İşte şimdi “yargılanacaksınız” kısmına geliyoruz. Devletin mahkemelerinden adalet çıkmasının imkânsız olduğu ve bu beklentinin nihai sonuç olarak görülmesinin devrimci bir tutum olmadığı şerhini düşerek, şimdilik en yakın görünen seçeneğin bu olduğu düşünüldüğünde, Yüce Divan nasıl olacak?

TBMM İç Tüzüğü’nün “Cumhurbaşkanının vatana ihanetle suçlanması” başlıklı 114. maddesine göre, “görevde bulunan veya görevden ayrılmış olan Cumhurbaşkanının vatana ihanetten dolayı suçlandırılmasını isteyen önerge, Türkiye Büyük Millet Meclisi üye tamsayısının en az üçte birinin imzasıyla Türkiye Büyük Millet Meclisi Başkanlığına verilir.” Önerge Meclise sunulur, Cumhurbaşkanına bildirilir ve bir hafta sonraki birleşimin gündemine alınır. Meclisin üye tamsayısının en az dörtte üçünün oyuyla Cumhurbaşkanının Yüce Divan’a sevkine karar verilebilir.

Şimdiye dek hiçbir cumhurbaşkanı Yüce Divan’da yargılanmadı. Eski başbakan veya bakanların, Yüce Divan sıfatı ile görev yapan Anayasa Mahkemesi’ne sevk kararı ise 276 milletvekilinin oyu ile alınabiliyor.

Yüce Divan’da bugüne dek 124 kişi yargılandı. Aralarında bir başbakan ve 15 bakan var. 12 Eylül sonrası verilen cezaların ardından, 1986 sonrası yargılamaların hiçbirinden hapse giren yok.

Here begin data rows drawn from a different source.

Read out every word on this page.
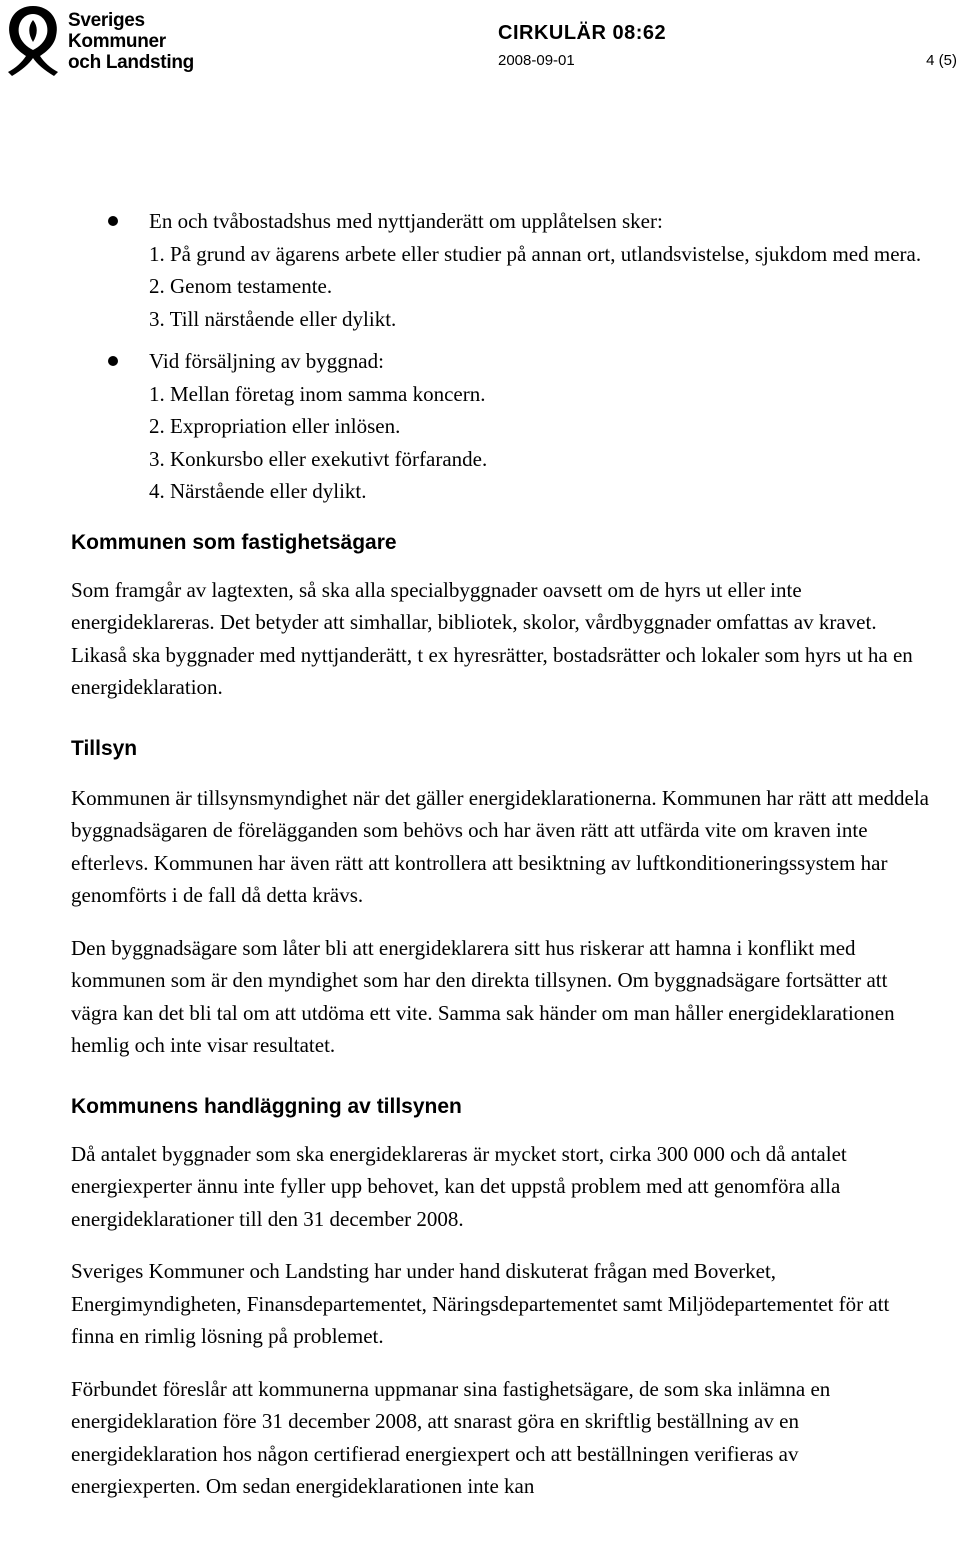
Sveriges
Kommuner
och Landsting
CIRKULÄR 08:62
2008-09-01	4 (5)
En och tvåbostadshus med nyttjanderätt om upplåtelsen sker:
1. På grund av ägarens arbete eller studier på annan ort, utlandsvistelse, sjukdom med mera.
2. Genom testamente.
3. Till närstående eller dylikt.
Vid försäljning av byggnad:
1. Mellan företag inom samma koncern.
2. Expropriation eller inlösen.
3. Konkursbo eller exekutivt förfarande.
4. Närstående eller dylikt.
Kommunen som fastighetsägare

Som framgår av lagtexten, så ska alla specialbyggnader oavsett om de hyrs ut eller inte energideklareras. Det betyder att simhallar, bibliotek, skolor, vårdbyggnader omfattas av kravet. Likaså ska byggnader med nyttjanderätt, t ex hyresrätter, bostadsrätter och lokaler som hyrs ut ha en energideklaration.

Tillsyn

Kommunen är tillsynsmyndighet när det gäller energideklarationerna. Kommunen har rätt att meddela byggnadsägaren de förelägganden som behövs och har även rätt att utfärda vite om kraven inte efterlevs. Kommunen har även rätt att kontrollera att besiktning av luftkonditioneringssystem har genomförts i de fall då detta krävs.

Den byggnadsägare som låter bli att energideklarera sitt hus riskerar att hamna i konflikt med kommunen som är den myndighet som har den direkta tillsynen. Om byggnadsägare fortsätter att vägra kan det bli tal om att utdöma ett vite. Samma sak händer om man håller energideklarationen hemlig och inte visar resultatet.

Kommunens handläggning av tillsynen

Då antalet byggnader som ska energideklareras är mycket stort, cirka 300 000 och då antalet energiexperter ännu inte fyller upp behovet, kan det uppstå problem med att genomföra alla energideklarationer till den 31 december 2008.

Sveriges Kommuner och Landsting har under hand diskuterat frågan med Boverket, Energimyndigheten, Finansdepartementet, Näringsdepartementet samt Miljödepartementet för att finna en rimlig lösning på problemet.

Förbundet föreslår att kommunerna uppmanar sina fastighetsägare, de som ska inlämna en energideklaration före 31 december 2008, att snarast göra en skriftlig beställning av en energideklaration hos någon certifierad energiexpert och att beställningen verifieras av energiexperten. Om sedan energideklarationen inte kan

Yargılamalar en çok yolsuzluk, rüşvet, görevi kötüye kullanmak, şahsi menfaat sağlamak suçlarından yapıldı. Güncel Hukuk dergisinin Şubat sayısı için hazırladığım Yüce Divan dosyasına göre, mahkemenin tarihi “Arpa davası” ile başlıyor:

“Anayasa Mahkemesi’nin kayıtlarına göre 1964’teki ilk davanın adı ‘Arpa davası.’ Sanık, zamanın Ticaret Bakanı Bakanı Mehmet Baydur. Anayasa Mahkemesi de arşivlerinde davanın adını ‘Arpa Davası’ diye yazmakla ironi mi yaptı bilinmez ama davanın konusu gerçekten de beyaz arpa yolsuzluğu. Transexport İhracat Firması aracılığıyla İngiltere’deki Bunge şirketine Toprak Mahsulleri Ofisi’nce ihalesi yapılan 52 bin 500 ton beyaz arpa satışındaki usulsüzlükten yargılanan Baydur beraat etti. Şimdi olsa arpanın lafı bile edilmezdi.”

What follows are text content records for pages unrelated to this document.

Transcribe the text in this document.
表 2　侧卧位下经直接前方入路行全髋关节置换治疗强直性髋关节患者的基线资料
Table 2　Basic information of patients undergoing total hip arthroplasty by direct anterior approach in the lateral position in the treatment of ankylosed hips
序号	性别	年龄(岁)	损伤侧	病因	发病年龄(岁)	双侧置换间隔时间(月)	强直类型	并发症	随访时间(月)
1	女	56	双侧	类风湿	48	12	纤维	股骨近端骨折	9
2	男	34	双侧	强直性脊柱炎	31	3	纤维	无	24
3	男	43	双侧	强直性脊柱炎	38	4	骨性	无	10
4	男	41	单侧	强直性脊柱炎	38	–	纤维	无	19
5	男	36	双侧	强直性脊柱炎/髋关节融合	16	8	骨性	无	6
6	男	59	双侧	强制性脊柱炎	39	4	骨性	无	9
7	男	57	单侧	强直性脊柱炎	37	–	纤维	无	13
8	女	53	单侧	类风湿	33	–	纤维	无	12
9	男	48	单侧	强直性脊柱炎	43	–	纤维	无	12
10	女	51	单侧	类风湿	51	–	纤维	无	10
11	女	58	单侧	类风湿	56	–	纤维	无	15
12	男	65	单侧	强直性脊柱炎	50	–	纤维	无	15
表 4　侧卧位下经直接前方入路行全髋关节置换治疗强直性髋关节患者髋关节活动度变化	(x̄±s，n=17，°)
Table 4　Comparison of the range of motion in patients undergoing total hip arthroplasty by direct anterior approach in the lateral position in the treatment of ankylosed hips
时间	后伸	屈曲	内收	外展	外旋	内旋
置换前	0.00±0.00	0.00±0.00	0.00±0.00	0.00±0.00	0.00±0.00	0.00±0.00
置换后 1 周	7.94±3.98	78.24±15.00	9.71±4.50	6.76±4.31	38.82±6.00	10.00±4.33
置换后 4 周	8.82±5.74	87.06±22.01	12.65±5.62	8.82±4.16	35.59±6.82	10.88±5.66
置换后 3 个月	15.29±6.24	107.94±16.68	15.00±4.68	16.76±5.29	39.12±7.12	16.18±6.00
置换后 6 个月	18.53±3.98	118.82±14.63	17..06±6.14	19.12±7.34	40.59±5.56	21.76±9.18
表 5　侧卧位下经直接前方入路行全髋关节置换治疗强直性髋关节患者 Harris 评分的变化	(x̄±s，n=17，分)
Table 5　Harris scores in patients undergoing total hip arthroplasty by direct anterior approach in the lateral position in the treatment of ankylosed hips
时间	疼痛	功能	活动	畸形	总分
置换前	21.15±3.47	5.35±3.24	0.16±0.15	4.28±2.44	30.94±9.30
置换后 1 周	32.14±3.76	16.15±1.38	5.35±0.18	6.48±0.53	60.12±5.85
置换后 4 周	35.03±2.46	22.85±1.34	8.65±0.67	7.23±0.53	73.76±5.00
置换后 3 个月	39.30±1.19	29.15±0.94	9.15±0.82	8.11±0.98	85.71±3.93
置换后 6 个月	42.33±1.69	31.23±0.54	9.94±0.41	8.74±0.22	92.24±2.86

12 Eylül Darbesi’nin ardından ise dava sayısı artıyor. 1981’deki bir davada eski Sosyal Güvenlik Bakanı Hilmi İşgüzar’a yöneltilen suçlamalardan biri: “Sosyal Sigortalar Müdürlüğüne ait ve binnetice kamu eşyası niteliği taşıyan masa, telefon etajeri, sehpa ve bir müdür koltuğunu evine götürüp özel hizmetinde kullanması...” Eski Gümrük ve Tekel Bakanı Tuncay Mataracı ise aralarında “Rizespor’a çay tahsisi”nin de olduğu birçok suçlama sonucu, 36 yıl ağır hapsin yanı sıra memuriyetten men ve para cezasına çarptırıldı.

Çoğu yolsuzluk olan suçlamaların yanı sıra Kürt siyasetçi Şerafettin Elçi de 12 Nisan 1983’te mahkûmiyetle sonuçlanan bir davada “komünizm propagandasından hakkında işlem yapılan ve TSK’den ilişiği kesilen Eşref Erdem’e bakanlıkta kadro temin etmekten” suçlanmıştı.

En çok dava tahmin edeceğiniz üzere, Bayındırlık ve İskan Bakanlığı’na açıldı. Akaryakıt ve Karadeniz sahil yolu ihalelerine fesat karıştırmak, Türkbank ihalesi sürecinde, ihalenin yapımında ve fiyat oluşumunda fesat karıştırmak, Esenboğa santralı ihalesi…
Meclis’in yolsuzluk karnesi çok uzun. Ama bir yandan da şimdikiyle karşılaştırırsak “çerez parası bile değil.” Bakalım Anayasa Mahkemesi ne düşünecek?